Logistics for Humanitarian Action

During a crisis or emergency, affected people would need different kinds of logistics. However, due to many constraints, delivery logistics to the affected people and area often is problematic. For example, the problem might arise when different agencies work together in the same area, when there is disturbance for access to the affected area, and when there is a lack of logistics to be delivered.

Despite all these challenges, logistics in humanitarian context is needed for saving lives and alleviate suffering of affected people. Therefor, facing this issue, logistics in humanitarian action aims to deliver logistics to the most needed through various strategies and overcoming different constraints. The question is how to conduct logistics for humanitarian in an emergency and crisis?

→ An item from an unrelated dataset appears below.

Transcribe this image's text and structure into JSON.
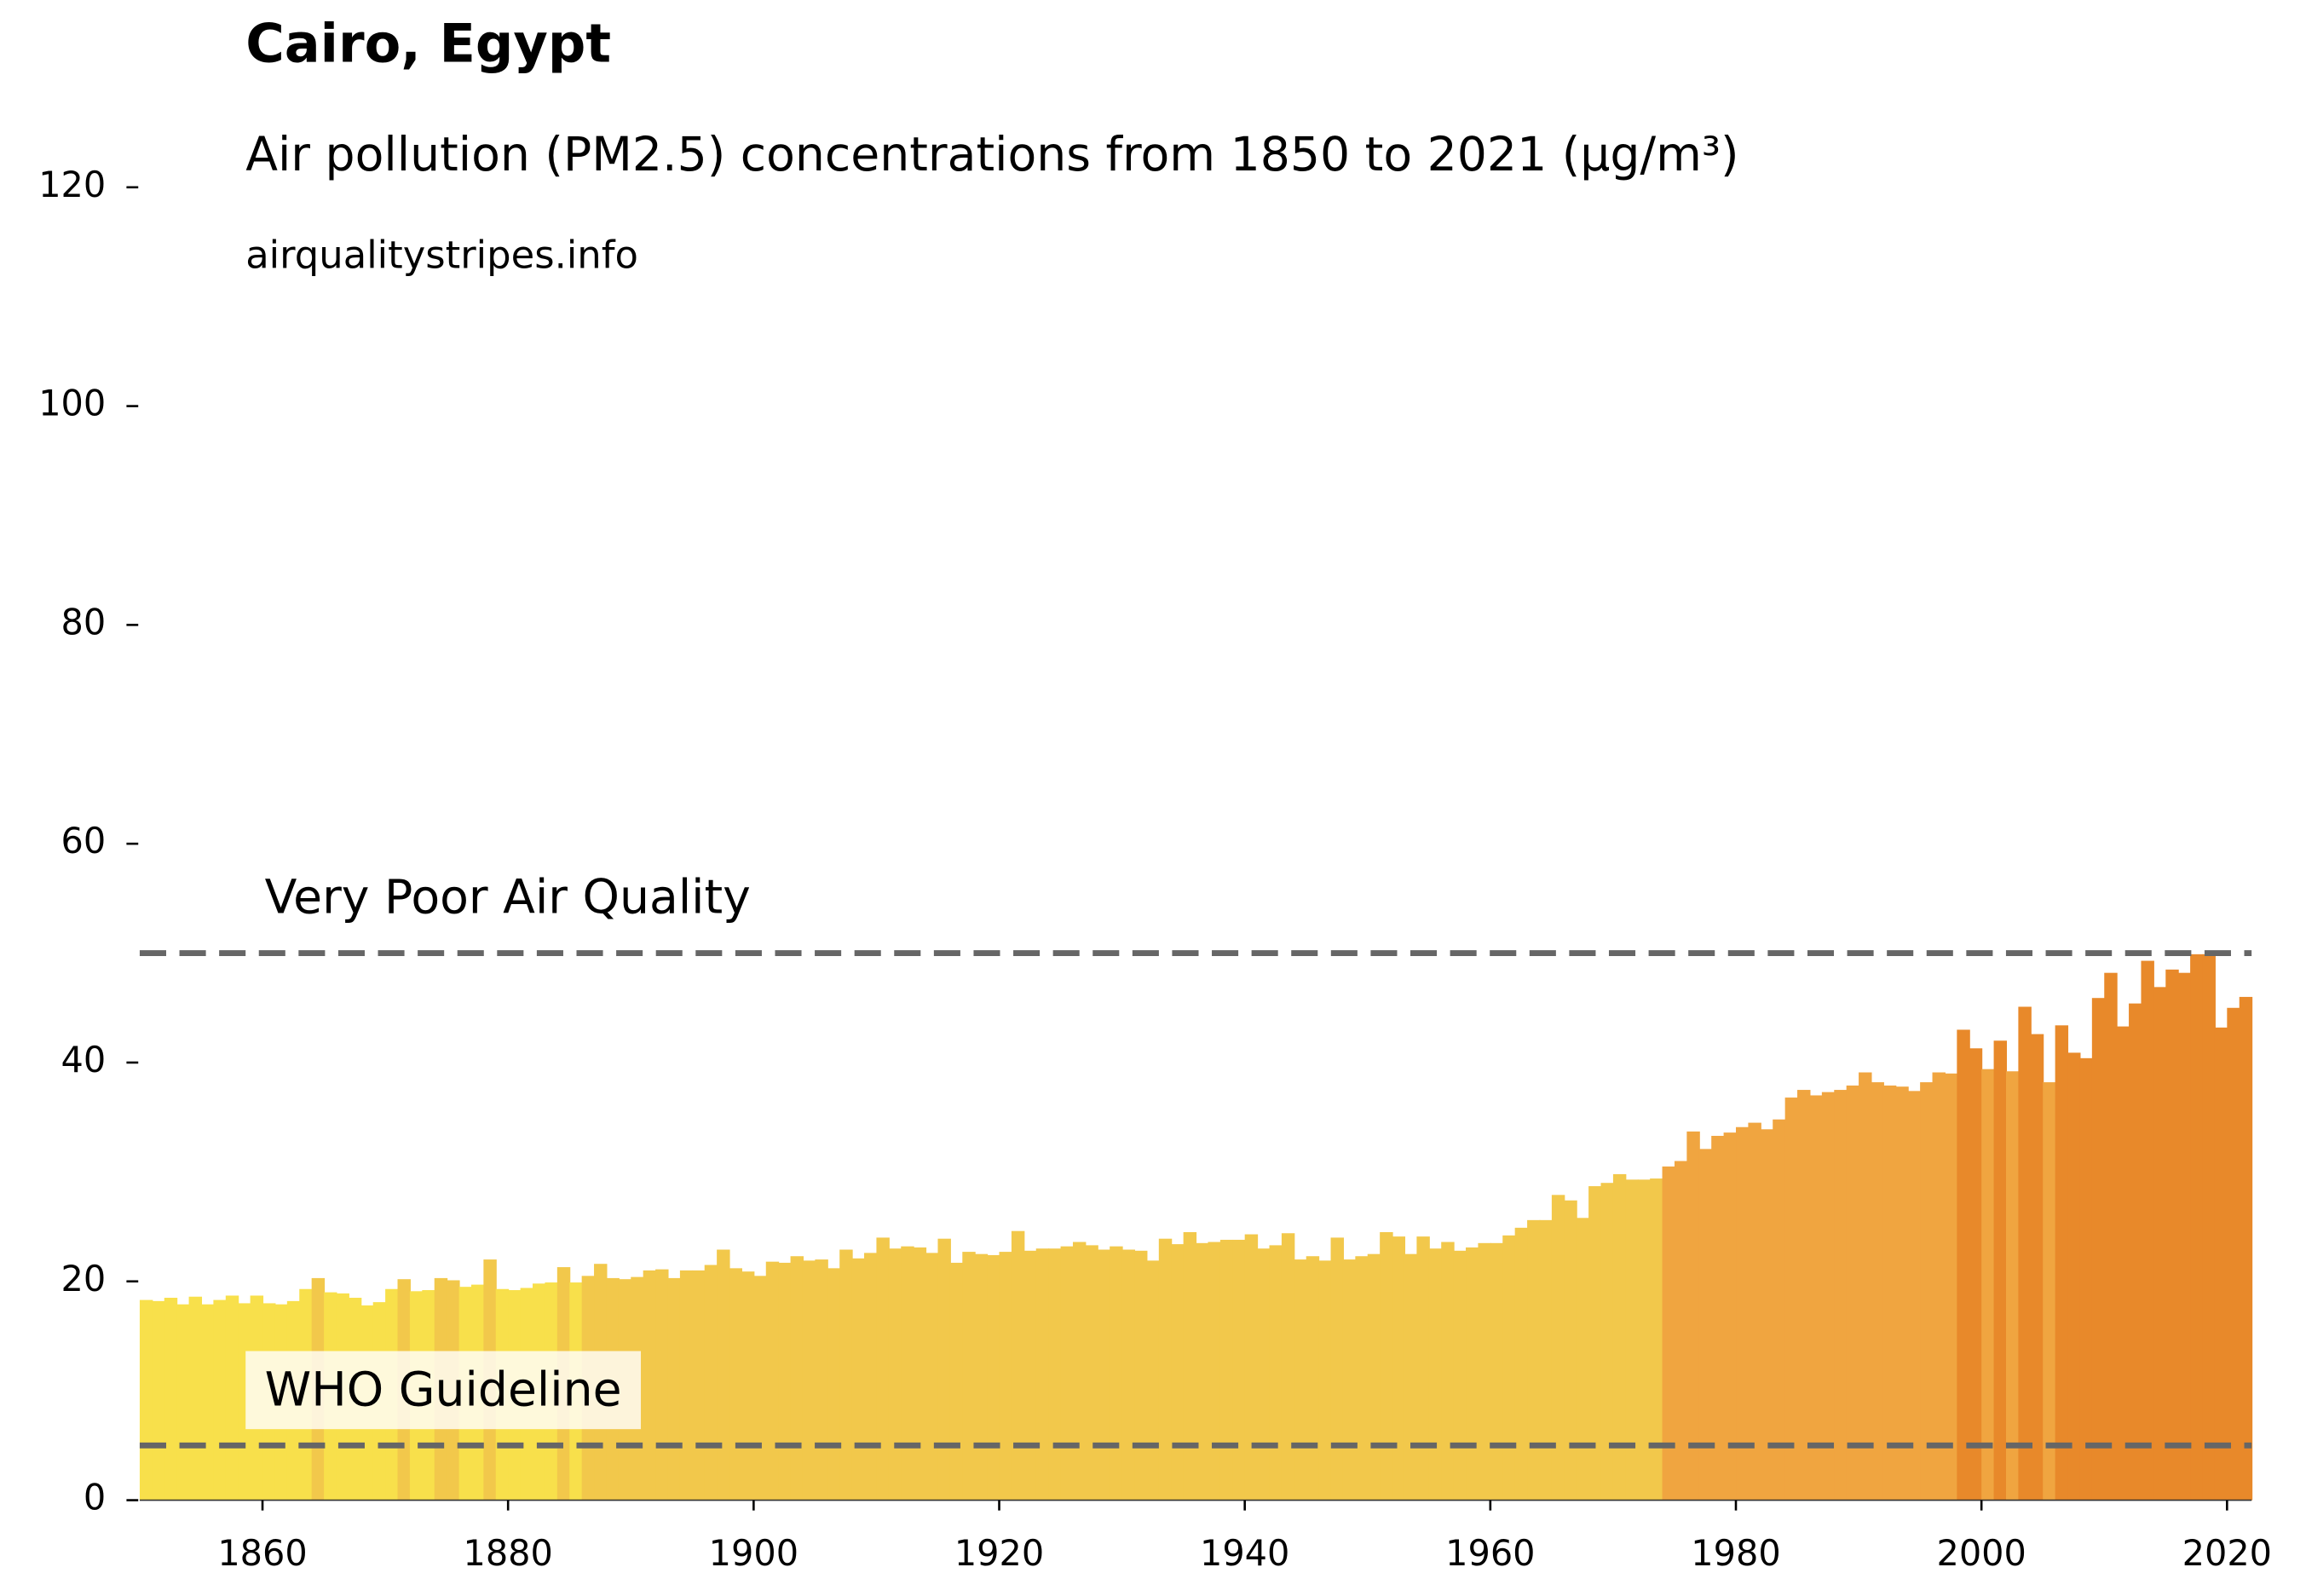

For conducting humanitarian logistics, I was fortunate to join a week course on this issue in Subang, Malaysia in the late of 2019. This is the headquarter of UNHRD (United Nations Humanitarian Response Depot) for Asia Pacific. In this facility, facilitators from UNHRD and WFP (World Food Programme) share their knowledge and expertise in conducting humanitarian logistics.

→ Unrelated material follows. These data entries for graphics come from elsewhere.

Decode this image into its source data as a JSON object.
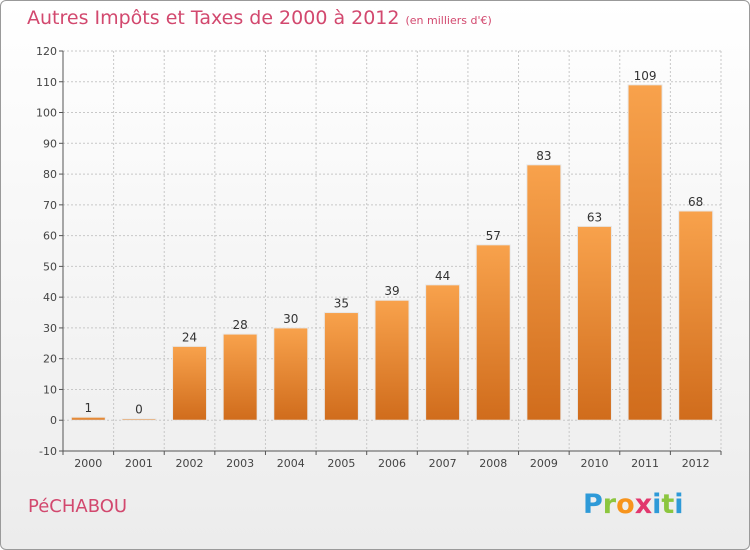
{
  "header": {
    "title": "Autres Impôts et Taxes de 2000 à 2012",
    "unit": "(en milliers d'€)"
  },
  "footer": {
    "town": "PéCHABOU",
    "logo_letters": [
      "P",
      "r",
      "o",
      "x",
      "i",
      "t",
      "i"
    ],
    "logo_colors": [
      "#2e9ad8",
      "#8cc63f",
      "#f7941d",
      "#e2376d",
      "#2e9ad8",
      "#8cc63f",
      "#2e9ad8"
    ]
  },
  "colors": {
    "bar_light": "#f8a24c",
    "bar_dark": "#d06c1c",
    "title": "#d2486e",
    "grid": "#c8c8c8"
  },
  "chart_data": {
    "type": "bar",
    "title": "Autres Impôts et Taxes de 2000 à 2012",
    "subtitle": "(en milliers d'€)",
    "xlabel": "",
    "ylabel": "",
    "ylim": [
      -10,
      120
    ],
    "yticks": [
      -10,
      0,
      10,
      20,
      30,
      40,
      50,
      60,
      70,
      80,
      90,
      100,
      110,
      120
    ],
    "grid": true,
    "categories": [
      "2000",
      "2001",
      "2002",
      "2003",
      "2004",
      "2005",
      "2006",
      "2007",
      "2008",
      "2009",
      "2010",
      "2011",
      "2012"
    ],
    "values": [
      1,
      0,
      24,
      28,
      30,
      35,
      39,
      44,
      57,
      83,
      63,
      109,
      68
    ],
    "labels": [
      "1",
      "0",
      "24",
      "28",
      "30",
      "35",
      "39",
      "44",
      "57",
      "83",
      "63",
      "109",
      "68"
    ]
  }
}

Providing logistics for affected people after crisis or emergency shares the similarity with distributing logistics in business sector.  However, if business aims to obtain profit, in humanitarian context the objective is for saving lives.

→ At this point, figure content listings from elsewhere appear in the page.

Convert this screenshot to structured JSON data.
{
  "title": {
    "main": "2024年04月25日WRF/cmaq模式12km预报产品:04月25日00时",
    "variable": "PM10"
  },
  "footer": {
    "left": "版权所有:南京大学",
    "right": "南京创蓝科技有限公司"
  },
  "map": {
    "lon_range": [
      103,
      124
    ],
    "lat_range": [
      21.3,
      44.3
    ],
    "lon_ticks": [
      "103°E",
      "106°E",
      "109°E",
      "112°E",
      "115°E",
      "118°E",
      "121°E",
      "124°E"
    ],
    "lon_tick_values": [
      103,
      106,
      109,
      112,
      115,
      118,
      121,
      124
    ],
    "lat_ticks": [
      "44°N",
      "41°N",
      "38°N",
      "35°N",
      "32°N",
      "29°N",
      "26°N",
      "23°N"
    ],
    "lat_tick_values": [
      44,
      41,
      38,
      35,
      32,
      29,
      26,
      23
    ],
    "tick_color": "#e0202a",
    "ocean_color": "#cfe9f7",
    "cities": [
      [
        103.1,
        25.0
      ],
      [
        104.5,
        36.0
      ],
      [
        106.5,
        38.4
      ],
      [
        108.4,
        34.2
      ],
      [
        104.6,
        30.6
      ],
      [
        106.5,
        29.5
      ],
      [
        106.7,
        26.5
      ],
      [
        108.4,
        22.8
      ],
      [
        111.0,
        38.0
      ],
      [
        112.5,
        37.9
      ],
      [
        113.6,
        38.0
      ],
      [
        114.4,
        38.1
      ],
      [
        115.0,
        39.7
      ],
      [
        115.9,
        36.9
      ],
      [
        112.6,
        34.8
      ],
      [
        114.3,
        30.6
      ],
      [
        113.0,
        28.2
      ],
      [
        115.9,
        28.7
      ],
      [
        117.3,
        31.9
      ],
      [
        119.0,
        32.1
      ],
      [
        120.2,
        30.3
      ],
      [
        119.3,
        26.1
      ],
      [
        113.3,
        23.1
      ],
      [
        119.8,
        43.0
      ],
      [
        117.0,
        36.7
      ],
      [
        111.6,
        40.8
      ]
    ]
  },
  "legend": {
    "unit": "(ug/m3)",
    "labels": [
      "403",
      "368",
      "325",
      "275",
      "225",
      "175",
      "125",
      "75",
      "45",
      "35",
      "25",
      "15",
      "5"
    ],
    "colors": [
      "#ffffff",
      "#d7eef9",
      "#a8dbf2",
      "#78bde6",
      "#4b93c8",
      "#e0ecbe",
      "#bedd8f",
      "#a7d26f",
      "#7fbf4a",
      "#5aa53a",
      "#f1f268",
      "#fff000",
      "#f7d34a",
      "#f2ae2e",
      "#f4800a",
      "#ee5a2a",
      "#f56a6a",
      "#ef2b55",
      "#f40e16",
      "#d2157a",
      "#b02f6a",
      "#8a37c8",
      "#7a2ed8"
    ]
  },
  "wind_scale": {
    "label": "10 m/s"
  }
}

Moreover, in humantarian action, the implementing organisation should maintain accountability to the donor and fulfilling the needs of beneficiaries. Therefore, in such circumstance, time and reporting mechanism are important.

In logistics for humanitarian, we recognise the term of humanitarian supply chain. This chain is connecting between the procurement of logistics to its distribution to the beneficiaries. There are several elements which form the chain, namely planning, sourcing, logistics, information, efficiency, effectiveness, and optimisation.

Planning is important for preparing logistics to the beneficiaries. This element requires information regarding the number of beneficiaries, their location, time to deliver, and the mechanism to deliver logistics.

Sourcing is related to the process for obtaining logistics. It considers questions, such as where can we get logistics, whether the procurement is through local, regional, or international supplies. Key information which should be considered is the time to deliver, mechanism to deliver, and who is responsible for the delivery of logistics. Humanitarian actors should find the best solution and benefit when conducting the procurement process.

Logistics is related to activities from storage, transport, and distribution after the sourcing. Here, things that need to be considered are the storage location, transportation mechanisms, staging areas, and distribution mechanisms.

Efficiency is the process in the logistics supply chain which is compared to the time. It focuses on the provision of logistics in time and does not really consider the cost. Efficiency usually is being chosen during the emergency phase for providing logistics to beneficiaries as soon as possible.

Effectiveness is the provision process of logistics compared to the cost. Humanitarian actors should consider the best and shortest way for delivering logistics. Usually, the effectiveness is chosen after emergency phase.

Optimisation is the mechanisms for procuring logistics which is balancing between efficiency and effectiveness, or time and cost. Optimisation can be done by reviewing the whole process of supply chain, such as finding gaps, obstacles, and challenges.

After understanding the supply chain of logistics, hopefully humanitarian actors can have a better  response for the affected communities to save lives and alleviate suffering.